Taking inventory of her mother’s house was a colossal task as Gaelyn’s mother seemed to have kept every scrap of paper from the past five decades. Receipts from 1967 and grocery lists from the ’70s were found, but among this plethora of arbitrary records was a notebook used by Gaelyn’s family to communicate with her grandfather while he was dying.

Gaelyn’s grandfather had been on a breathing tube for several weeks before he passed and the family wrote large-scripted messages to him on a notepad. Everyone had different handwriting so Gaelyn was able to distinguish each person’s message. With Gustavo’s advice, she isolated her mother’s writing from the other messages and compiled it into the book’s second piece of writing titled “Bridge.”

“When I did that, I was in shock but maybe I shouldn’t have been because what she was saying to my father felt exactly like what I was saying to my own mother; trying to be that cheerleader and telling her, ‘you gotta do this mom, you’ve gotta do this.’” 

While the Aguilars were compiling their work into a book, it was unclear whether Gaelyn’s mother was going to recover. But as the couple – now reunited in Farmington – sat together in front of a towering book shelf, Gaelyn proudly said that despite her mother’s dementia, her health has dramatically improved.

“She will outlive us,” Gaelyn said smiling.


Alongside the book, the TUG Collective also produced a short film titled “This Part I Carry” with the music composed entirely by Gustavo. The film link is provided with the purchase of the book which is a limited edition of 300 printed copies.

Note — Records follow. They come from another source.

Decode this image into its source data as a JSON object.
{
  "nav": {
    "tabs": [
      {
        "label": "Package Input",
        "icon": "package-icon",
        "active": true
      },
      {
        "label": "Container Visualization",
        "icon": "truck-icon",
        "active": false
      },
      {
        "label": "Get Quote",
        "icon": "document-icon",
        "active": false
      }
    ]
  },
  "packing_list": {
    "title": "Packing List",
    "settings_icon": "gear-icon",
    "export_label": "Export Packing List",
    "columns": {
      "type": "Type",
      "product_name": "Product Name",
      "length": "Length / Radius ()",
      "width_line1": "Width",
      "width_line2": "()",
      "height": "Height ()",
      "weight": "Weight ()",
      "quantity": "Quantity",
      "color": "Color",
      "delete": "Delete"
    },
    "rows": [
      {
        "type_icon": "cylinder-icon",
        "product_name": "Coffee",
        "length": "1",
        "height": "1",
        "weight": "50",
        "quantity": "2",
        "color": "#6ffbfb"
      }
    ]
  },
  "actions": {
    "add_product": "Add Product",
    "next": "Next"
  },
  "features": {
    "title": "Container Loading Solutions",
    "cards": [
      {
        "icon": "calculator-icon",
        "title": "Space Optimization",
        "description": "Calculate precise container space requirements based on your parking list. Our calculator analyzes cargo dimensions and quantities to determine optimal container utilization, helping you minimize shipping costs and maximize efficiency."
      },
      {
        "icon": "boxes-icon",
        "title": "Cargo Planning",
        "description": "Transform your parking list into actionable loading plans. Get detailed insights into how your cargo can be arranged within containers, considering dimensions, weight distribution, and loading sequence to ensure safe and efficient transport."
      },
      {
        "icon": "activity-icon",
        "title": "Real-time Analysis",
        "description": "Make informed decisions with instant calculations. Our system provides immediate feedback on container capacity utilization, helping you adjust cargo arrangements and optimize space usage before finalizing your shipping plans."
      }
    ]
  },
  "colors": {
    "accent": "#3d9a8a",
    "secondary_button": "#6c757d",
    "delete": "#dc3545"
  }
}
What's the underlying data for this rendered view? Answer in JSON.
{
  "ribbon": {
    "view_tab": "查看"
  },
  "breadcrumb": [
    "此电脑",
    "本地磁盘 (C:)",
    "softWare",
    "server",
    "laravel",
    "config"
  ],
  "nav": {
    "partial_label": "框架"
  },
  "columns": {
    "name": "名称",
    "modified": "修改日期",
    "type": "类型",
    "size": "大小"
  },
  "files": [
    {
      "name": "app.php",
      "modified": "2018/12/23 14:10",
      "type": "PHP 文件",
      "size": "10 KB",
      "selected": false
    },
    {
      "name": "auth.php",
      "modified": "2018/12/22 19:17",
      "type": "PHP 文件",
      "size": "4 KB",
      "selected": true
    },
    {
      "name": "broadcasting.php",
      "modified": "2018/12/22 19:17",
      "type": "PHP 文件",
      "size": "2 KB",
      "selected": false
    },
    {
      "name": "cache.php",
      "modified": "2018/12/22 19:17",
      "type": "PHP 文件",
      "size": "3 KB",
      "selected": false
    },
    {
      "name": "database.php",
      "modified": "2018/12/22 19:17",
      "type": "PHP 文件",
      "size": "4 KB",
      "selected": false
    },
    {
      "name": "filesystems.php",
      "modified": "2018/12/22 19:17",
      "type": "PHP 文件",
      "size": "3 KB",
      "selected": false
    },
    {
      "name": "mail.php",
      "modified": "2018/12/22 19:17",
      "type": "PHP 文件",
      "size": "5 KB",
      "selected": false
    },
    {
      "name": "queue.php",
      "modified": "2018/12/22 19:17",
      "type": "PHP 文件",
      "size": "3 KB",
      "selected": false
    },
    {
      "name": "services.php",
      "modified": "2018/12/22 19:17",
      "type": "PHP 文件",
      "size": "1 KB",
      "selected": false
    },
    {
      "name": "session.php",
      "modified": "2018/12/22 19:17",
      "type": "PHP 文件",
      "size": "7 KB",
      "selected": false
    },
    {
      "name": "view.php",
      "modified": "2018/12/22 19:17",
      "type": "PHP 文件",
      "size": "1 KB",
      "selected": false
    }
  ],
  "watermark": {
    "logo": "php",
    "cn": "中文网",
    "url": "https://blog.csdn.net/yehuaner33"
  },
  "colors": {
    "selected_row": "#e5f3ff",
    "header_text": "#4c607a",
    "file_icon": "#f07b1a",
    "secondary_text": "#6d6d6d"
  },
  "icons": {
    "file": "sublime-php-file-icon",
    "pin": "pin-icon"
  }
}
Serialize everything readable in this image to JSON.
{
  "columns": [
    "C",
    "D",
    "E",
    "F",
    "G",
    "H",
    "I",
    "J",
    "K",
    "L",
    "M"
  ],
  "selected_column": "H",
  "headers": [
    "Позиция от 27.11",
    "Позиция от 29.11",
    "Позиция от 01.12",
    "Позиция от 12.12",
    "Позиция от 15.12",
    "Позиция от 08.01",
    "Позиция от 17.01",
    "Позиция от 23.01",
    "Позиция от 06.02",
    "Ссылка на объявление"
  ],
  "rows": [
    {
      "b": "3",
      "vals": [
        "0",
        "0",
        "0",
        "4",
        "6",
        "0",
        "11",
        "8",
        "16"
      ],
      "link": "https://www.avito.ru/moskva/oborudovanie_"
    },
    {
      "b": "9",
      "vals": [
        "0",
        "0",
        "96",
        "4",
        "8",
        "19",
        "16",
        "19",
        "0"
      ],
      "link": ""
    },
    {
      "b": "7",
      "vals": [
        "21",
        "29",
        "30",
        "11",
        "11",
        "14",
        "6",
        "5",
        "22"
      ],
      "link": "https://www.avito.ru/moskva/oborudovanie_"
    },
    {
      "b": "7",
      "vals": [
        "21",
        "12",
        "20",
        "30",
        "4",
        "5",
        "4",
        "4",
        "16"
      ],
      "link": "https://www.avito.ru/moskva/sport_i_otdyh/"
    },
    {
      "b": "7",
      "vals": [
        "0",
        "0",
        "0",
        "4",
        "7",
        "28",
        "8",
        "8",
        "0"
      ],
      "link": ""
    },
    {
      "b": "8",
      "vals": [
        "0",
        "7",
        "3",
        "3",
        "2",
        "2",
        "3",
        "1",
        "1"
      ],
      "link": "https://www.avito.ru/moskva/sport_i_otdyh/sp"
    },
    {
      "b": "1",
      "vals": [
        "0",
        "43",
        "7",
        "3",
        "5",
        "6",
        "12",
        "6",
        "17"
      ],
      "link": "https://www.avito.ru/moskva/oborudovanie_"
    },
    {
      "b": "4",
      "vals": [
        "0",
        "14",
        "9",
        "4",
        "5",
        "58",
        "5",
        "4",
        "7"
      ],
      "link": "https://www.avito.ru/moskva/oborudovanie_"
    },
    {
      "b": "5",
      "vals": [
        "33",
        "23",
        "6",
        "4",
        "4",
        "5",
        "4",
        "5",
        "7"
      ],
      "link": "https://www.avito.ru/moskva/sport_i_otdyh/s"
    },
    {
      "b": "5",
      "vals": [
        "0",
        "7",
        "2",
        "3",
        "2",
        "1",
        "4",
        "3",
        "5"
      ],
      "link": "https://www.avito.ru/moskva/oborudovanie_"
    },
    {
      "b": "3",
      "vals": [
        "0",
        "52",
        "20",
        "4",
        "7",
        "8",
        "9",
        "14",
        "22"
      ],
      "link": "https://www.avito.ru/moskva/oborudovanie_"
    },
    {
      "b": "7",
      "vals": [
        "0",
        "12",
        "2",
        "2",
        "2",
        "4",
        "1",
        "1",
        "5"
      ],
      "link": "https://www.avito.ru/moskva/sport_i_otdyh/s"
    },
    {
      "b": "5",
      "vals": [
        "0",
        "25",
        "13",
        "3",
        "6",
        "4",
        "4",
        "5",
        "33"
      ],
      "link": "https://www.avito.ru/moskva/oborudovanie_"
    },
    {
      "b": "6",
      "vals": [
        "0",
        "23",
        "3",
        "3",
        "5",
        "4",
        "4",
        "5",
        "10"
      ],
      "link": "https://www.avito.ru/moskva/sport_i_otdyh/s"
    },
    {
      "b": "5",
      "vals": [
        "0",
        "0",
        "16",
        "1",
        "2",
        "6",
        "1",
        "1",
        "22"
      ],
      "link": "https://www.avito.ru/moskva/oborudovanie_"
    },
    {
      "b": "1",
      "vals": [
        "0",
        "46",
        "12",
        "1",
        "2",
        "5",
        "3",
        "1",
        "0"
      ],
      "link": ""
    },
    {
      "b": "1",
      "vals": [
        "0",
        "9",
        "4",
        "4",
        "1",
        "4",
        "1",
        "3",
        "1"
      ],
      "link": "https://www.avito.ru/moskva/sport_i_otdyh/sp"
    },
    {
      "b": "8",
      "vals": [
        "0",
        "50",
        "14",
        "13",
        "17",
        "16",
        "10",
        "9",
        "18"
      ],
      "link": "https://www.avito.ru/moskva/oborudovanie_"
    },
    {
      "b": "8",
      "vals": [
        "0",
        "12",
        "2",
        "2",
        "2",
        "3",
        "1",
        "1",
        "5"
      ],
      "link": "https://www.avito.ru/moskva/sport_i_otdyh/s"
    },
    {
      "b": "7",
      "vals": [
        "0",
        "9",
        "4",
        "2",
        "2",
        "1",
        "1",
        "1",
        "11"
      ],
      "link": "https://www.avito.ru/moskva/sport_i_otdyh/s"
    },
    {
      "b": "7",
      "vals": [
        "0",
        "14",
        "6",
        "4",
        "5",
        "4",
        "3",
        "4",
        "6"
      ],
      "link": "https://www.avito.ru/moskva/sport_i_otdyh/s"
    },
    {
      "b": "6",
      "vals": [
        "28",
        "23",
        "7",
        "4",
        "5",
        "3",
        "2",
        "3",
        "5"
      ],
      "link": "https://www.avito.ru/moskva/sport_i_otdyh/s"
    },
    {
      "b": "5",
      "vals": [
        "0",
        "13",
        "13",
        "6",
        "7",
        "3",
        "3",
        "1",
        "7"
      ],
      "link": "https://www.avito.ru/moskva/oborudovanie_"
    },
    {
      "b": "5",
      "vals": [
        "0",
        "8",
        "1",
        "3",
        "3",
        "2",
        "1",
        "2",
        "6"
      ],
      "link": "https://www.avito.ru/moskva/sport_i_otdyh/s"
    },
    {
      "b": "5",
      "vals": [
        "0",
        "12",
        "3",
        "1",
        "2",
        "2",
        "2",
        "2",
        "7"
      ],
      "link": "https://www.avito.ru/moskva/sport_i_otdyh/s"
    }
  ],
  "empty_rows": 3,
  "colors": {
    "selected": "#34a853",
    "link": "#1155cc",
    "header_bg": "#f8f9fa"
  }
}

“Who Will Care for the Dead?” was released Friday and sold exclusively at the Farmington bookstore Devaney Doak & Garrett.

The Aguilars continue to explore this question of aging and the human responsibility of caregiving. The TUG Collective has partnered with Maine Prisoner Advocacy Coalition to create a series of short films to support legislation proposing assisted living and nursing facility levels of care for people in Maine prisons as they approach the end of their lives.

Through a series of interviews, TUG has been asking people who have been incarcerated, “what does it mean for them to have an honorable release from life?”